La charité publique est chargée de nourrir le petit ramoneur, de le vêtit et de remplir son escarcelle. Au pauvre enfant, le patron ne laissera que le strict nécessaire...Tout lui appartient, et le pain, et les vêtements, et les petits sous de la bienfaisance. En donnant...on enrichit un maître assez souvent propriétaire dans son pays.
Ce petit Savoyard que l'on rencontre dans les rues de nos cités, uniquement occupé à poursuivre le passant de ces demandes incessantes, on le retrouve couché dans quelque étable; garçons et filles sont souvent réunis dans un immoral mélange.
Le vagabondage est pour le ramoneur la cause de l'ignorance, le principe d'une dégradante immoralité, la source de la paresse, du vol.....Exilé de son village pendant la plus grande partie de l'année, n'y rentrant qu'après la fermeture des classes, il ne saura jamais ni lire, ni écrire, ni calculer....
.....Tels sont, Messieurs les Sénateurs, les déplorables effets du vagabondage et de la mendicité....Il faut arrêter le mal dans son principe...Pour parvenir à ce but, je demanderais :
1° Qu'il fût interdit à tout Savoyard, parent ou patron, d'emmener en qualité de ramoneur, des petites filles revêtues d'habits de garçon.
2° Que tout père, parent ou patron, dont l'enfant, le parent ou le pupille, serait surpris mendiant ou vagabond, fût déclaré responsable et puni même d'une amende.
Lettre du 31 mai 1862 adressée par l'abbé Bugniot au Préfet de la Savoie, M. Dieu :
....Je vous en conjure, faites cesser cette exploitation de l'enfant par l'homme; en certaines circonstances c'est une véritable "traite des blancs"...On a fait la loi Grammont. Oh ! de grâce, qu'on ait pitié des petits Savoyards et que la loi française les prenne sous sa protection ! Ils sont maintenant nos frères, ils doivent être traités comme tous les enfants de France....
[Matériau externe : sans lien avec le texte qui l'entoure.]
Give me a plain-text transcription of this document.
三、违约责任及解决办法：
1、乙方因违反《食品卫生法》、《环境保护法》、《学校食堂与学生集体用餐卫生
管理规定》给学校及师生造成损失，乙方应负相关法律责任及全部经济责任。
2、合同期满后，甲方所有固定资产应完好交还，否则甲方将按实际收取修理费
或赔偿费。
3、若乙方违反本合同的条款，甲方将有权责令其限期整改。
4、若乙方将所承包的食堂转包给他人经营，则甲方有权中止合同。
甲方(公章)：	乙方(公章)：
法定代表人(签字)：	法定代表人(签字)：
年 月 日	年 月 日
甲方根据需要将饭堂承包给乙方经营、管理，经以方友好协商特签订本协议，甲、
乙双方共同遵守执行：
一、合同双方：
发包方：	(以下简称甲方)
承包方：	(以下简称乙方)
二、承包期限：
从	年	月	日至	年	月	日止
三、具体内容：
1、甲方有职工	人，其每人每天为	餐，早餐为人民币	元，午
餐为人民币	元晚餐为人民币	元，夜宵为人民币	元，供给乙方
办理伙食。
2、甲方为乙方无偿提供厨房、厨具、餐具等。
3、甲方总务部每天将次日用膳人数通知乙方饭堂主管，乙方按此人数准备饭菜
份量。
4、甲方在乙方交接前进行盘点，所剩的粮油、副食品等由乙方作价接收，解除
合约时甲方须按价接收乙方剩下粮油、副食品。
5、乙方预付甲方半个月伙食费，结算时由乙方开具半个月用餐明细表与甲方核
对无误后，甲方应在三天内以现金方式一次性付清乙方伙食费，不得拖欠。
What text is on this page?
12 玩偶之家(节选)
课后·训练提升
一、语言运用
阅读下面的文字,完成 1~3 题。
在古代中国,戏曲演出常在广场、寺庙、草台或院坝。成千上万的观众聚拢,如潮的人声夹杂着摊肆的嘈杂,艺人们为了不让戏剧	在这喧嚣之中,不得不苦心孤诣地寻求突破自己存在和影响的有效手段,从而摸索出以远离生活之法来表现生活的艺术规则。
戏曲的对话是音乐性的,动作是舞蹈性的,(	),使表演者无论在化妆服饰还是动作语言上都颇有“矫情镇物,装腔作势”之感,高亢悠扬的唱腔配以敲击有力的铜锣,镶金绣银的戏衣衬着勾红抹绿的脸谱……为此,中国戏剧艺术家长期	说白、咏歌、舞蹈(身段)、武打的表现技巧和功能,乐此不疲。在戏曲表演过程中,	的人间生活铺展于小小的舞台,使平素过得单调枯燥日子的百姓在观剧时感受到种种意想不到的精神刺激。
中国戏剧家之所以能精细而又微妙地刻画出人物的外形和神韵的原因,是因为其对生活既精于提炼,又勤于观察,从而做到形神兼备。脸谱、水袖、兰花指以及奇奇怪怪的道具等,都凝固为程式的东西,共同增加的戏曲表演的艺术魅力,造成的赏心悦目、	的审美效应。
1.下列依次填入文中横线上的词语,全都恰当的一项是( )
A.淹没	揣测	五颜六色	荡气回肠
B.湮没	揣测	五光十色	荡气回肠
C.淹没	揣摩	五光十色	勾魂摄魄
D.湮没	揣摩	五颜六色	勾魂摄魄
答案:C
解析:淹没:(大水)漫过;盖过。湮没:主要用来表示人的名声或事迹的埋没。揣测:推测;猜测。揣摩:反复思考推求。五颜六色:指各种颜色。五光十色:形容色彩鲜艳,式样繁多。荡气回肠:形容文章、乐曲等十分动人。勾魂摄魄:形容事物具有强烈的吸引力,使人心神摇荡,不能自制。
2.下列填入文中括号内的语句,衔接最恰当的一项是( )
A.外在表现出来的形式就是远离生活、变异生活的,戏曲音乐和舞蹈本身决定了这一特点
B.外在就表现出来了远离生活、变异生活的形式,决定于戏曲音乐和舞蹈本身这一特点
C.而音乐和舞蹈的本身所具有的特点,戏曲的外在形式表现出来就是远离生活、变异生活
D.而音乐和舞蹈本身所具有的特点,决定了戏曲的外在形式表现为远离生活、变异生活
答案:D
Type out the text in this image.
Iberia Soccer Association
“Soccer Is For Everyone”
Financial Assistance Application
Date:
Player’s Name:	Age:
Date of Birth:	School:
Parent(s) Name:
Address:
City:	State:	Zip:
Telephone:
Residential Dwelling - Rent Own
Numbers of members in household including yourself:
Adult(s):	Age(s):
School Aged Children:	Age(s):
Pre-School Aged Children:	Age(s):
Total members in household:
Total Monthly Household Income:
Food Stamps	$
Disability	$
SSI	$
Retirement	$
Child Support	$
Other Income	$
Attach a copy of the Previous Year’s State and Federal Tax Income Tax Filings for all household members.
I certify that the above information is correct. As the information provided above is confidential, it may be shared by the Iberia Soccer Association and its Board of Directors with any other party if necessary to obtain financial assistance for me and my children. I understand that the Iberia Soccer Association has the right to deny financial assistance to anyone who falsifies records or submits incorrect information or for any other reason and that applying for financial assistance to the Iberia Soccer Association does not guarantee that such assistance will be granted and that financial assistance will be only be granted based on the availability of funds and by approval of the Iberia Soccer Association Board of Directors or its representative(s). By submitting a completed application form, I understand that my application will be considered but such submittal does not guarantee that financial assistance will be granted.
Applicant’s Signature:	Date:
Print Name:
...L'enquête révéla que cet arrondissement (Saint Jean de Maurienne) avait fourni 178 maîtres avec 317 ramoneurs (Albanne : 50 - Saint Colomban des Villards : 37 - Montrond : 30 - Montaimont : 55..... Le Préfet M. de Faverges parle de 220 à 230 enfants de sept à neuf ans et jusqu'à 18 ans....Ces chiffres permettent d'affirmer que la Maurienne devait fournir à peu près la moitié des maîtres et le quart, peut-être le tiers des petits ramoneurs du contingent de 1861....et de citer des cas navrants d'enfants obligés de s'agenouiller sur des barres de fer à angles aigus, de supporter à bras tendus un certain poids, ou ruinés de coups, ruinés par des marches forcées de 60 kilomètres à travers le Jura, expirant misérablement dans des hôpitaux ou rapatriés d'urgence...
C'est le 15 janvier 1863 que le Préfet réglementa par arrêté l'apprentissage et les contrats y afférant en Savoie.
Extraits d'une étude remarquable écrite par J. Lovie publiée dans la Revue de Savoie de Janvier 1955.